Social Media: How Much is Too Much?

Social Times is one of those cool new social media blogs that just happens to be in Washington, D.C. It is a joint venture by Nick O’Neill and is backed by other prominent goons from the DC market, Frank Gruber and Jesse Thomas. All friends of mine, all respectable bloggers that are each doing great things individually.

One of the writers at Social Times, Anthony Lafauce, wrote an article last week “Social Media… I think we need some time apart“. It was particularly a good article, not because of the literal content of the article, which described his time away at SXSW as a “liberating” time free of Facebook, Twitter and other socnets. Instead, the real meat of this article was in the fact that he highlighted a systemic problem in our internet culture.

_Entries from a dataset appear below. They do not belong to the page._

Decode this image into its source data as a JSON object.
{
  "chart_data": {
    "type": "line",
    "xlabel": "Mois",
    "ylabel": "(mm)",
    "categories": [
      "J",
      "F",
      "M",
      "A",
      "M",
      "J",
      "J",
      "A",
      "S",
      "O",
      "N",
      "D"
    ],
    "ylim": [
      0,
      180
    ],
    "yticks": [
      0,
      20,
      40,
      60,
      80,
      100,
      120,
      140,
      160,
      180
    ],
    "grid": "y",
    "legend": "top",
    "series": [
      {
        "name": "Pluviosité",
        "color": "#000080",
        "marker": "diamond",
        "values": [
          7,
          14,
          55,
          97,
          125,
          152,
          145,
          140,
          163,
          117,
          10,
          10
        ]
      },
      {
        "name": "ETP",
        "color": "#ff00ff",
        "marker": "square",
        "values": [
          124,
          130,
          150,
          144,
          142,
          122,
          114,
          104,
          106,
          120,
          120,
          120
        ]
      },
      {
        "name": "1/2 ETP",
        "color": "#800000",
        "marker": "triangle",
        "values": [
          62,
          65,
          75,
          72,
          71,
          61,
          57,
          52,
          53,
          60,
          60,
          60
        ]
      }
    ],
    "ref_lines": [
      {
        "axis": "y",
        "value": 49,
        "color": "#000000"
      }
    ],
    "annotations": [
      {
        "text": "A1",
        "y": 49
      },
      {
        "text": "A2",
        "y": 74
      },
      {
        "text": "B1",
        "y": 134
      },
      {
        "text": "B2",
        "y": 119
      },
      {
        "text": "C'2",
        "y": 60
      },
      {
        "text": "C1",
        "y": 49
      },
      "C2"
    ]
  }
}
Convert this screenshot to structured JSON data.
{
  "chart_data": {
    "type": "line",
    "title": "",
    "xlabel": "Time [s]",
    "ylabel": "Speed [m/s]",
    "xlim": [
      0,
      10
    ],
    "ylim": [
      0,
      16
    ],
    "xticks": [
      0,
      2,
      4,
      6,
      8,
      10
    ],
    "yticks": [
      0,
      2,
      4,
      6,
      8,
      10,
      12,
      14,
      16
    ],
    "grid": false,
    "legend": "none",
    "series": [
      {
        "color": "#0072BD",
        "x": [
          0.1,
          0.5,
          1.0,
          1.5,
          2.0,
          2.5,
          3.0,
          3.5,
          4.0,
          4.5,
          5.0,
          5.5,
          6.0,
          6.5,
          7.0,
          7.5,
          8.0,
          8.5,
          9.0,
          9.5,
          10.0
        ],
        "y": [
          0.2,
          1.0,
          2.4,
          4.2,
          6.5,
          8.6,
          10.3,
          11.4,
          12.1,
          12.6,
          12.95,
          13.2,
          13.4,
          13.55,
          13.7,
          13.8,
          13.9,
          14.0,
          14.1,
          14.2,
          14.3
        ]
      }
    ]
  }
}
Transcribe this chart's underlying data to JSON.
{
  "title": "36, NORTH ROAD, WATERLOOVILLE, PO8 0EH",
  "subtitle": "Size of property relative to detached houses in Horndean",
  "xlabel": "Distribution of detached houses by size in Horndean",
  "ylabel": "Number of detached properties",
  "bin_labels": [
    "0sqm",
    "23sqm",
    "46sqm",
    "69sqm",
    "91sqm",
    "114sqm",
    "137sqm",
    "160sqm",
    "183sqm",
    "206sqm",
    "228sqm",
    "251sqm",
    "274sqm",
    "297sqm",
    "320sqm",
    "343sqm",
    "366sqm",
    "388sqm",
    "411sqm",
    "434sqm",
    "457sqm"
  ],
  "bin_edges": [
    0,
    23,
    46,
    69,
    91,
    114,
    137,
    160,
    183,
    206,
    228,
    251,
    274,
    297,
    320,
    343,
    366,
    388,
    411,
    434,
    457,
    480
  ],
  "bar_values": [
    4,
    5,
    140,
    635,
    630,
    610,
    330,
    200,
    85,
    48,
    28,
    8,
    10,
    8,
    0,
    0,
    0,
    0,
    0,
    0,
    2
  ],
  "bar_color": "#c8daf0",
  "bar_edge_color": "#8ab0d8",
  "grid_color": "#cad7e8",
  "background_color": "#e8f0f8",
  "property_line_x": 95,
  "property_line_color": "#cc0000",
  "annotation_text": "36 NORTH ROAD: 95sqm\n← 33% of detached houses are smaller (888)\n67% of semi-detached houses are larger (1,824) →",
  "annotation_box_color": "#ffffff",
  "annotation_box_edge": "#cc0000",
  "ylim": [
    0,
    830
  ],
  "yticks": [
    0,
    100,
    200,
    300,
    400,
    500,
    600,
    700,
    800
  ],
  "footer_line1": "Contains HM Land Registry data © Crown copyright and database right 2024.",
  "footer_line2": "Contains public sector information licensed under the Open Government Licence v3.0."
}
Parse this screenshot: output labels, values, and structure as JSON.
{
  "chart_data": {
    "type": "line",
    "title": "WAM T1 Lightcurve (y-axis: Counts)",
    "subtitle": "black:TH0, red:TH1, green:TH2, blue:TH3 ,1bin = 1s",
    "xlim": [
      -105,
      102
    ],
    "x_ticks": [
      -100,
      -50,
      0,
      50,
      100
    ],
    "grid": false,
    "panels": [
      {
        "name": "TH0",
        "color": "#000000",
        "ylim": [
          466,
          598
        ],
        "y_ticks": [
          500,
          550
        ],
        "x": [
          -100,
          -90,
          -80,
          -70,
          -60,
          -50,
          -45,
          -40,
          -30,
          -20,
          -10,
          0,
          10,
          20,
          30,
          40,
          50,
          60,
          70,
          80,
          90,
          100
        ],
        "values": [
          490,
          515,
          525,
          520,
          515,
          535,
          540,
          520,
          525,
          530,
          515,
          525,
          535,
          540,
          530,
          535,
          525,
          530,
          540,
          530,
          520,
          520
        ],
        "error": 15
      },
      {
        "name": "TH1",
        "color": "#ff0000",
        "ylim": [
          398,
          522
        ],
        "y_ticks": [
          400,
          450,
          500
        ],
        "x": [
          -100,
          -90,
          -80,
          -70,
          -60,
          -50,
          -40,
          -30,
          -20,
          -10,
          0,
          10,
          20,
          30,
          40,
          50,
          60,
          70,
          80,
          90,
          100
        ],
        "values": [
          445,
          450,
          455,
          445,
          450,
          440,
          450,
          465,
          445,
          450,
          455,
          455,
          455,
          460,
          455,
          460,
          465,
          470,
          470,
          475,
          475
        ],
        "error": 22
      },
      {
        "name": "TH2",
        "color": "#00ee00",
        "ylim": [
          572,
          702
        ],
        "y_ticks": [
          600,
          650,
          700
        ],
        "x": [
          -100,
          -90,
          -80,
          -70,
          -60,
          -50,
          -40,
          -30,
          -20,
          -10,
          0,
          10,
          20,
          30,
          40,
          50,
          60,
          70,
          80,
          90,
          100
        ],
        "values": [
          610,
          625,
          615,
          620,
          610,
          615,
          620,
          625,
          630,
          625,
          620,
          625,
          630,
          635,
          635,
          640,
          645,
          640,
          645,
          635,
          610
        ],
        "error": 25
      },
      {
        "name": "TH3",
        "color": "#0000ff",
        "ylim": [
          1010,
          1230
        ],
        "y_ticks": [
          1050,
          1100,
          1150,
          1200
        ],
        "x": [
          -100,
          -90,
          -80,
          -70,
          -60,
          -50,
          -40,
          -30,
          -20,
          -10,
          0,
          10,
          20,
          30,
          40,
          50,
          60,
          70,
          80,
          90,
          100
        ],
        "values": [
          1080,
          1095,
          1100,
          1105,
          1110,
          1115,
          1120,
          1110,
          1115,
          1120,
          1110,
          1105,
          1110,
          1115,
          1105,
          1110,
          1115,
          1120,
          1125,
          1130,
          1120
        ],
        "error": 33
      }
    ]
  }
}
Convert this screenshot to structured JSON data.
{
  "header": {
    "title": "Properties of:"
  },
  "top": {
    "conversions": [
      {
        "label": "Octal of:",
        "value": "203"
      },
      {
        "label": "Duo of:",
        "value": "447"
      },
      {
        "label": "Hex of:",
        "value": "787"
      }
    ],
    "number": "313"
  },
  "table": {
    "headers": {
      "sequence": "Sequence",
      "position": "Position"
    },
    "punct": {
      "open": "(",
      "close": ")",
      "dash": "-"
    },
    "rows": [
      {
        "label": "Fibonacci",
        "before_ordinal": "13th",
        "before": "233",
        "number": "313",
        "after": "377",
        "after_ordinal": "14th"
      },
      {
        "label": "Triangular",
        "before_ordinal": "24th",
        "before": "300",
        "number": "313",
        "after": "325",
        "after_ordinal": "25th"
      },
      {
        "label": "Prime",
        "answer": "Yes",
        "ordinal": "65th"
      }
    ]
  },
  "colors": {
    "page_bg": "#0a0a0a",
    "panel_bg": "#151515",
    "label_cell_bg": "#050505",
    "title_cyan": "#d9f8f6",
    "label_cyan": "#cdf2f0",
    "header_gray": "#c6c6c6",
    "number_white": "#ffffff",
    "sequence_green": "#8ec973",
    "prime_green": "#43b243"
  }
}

I don’t want to sound like an old stodge (cue the jokes about, “Back in my day…”), but society has increasingly lost focus of what is truly valuable – that is the personal and human contact that is not afforded by social media. Yes, increasingly we are aware of the life streams of others, friends or followers. Yes, we like to grab beers and hamburgers while chatting over some new juicy bit of gossip. But we’ve lost, in most cases, the sincerest form of friendship and collaboration that there could ever be. Deep, lasting personal relationships with others where empathetic exchange of laughs and ideas transcend the superficial relationships that social media is so adept at creating.

Over at East Coast Blogging, Jimmy Gardner has taken off on this idea about cementing the community. I point you to a telling comment by my friend Keith Casey where he says something that is the antithesis of what social media mavens try to create with wildfire “friends and followers”:

People who want to get a piece of that are likely to jump in. But what about the opportunity to meet/help complete strangers? To be honest, my friends and allies *always* come first.

So, I concur with Anthony. The ability to shut it all down is great. The ability to connect in the real world and develop strong and solid relationships that will and do transcend into business, collaboration and partnerships is a more compelling effect.

Think on it.

9 Replies to “Social Media: How Much is Too Much?”

  1. I’m happy to say I totally agree, and despite being a nethead, and Community Marketing Manager for a number of online products, I’m always trying to encourage everyone involved to organise real world events, meets and interaction.

    The most valuable people I know online are mainly those who I’ve met in real life at least once…whether before or after we met online.

  2. Aaron,

    Great post, totally agree. I love your last statement. The connections I have made with you and all the others has been so rewarding for me. I love getting together with the like minded people and talk.
    I have made more connections offline from my online dealings recently than I have made my entire life with the local community.

    Keep up the great work.


  3. I’ve noticed that the main people that I twitter with/to are the people that I have real world relationships with *or* those that close friends have real world relationships with. I follow lots of people, but the only people on my IM notification are DCians, PHP’ers, or a handful of business contacts that I have from here and there. Those are the people with the thoughts and opinions that I generally care about. And occasionally, I find new and other people that I don’t know and happen to care about what they think and are doing… but that’s just a nice benefit. :)

    On another note, I find it creepy that people find me insightful. Before you know it, they’ll expect me to be in charge of stuff and set agendas and junk. ;)

  4. Ya, its funny, I’ve built several social nets but I don’t really use any of them in any meaningful way to communicate with friends. Also concur with some of the guys above that the online contacts that matter most are the ones you’ve met in person.

  5. Hey Aaron – I agree, too. The strongest relationships are those you can make “real” by meeting F2F – sxsw being a great example. I’ve always looked at social media as a kind of “relationship prep” stage – we know each other a little, so that when we finally do meet, we don’t have to worry about all that awkward getting-to-know-one-another stuff – we can just jump right in to hanging out.

    Awesome to meet you last week!

  6. Great assessment of the impersonality of social media and the desire to take a break from it once in a while. I DO sometimes feel like “an old stodge” and I’m not ashamed to say it. I’ve been exposed to more Web 2.0 and social networking than ever before because of a grad school class I’m taking about the subject. Guess what? For all the fun that can be had on Facebook, etc., I still prefer some face to face with people!

  7. I find myself a bit split by this one. Yes, we need to “connect in the real world and develop strong and solid relationships that will and do transcend into business”, but I’ve also found that it becomes a ‘chicken and the egg’ situation – I’ve met lots of people online that I would never have met offline, and subsequently met them offline to build offline projects, but these projects often require the input of online contacts.

    We all need to develop lasting personal relationship both online and offline, but we also need to be open to the idea of developing new relationships that may turn into lasting ones, where ever we meet these people.

  8. For me, it’s always about the actual people I get to meet. I think by nature I’m a sort of people person. The convenience of social media affords us the opportunities to stay more “in touch”, however I think our personalities add the finishing touch when we feel the need to actually INTERACT in person.

    If you already like hanging out with friends/people outside of the computer world, I think you’re more likely to have a good balance. Just starting to come out to DC social media events and meeting all you cool people has definitely helped me to realize the importance of the online/offline interaction.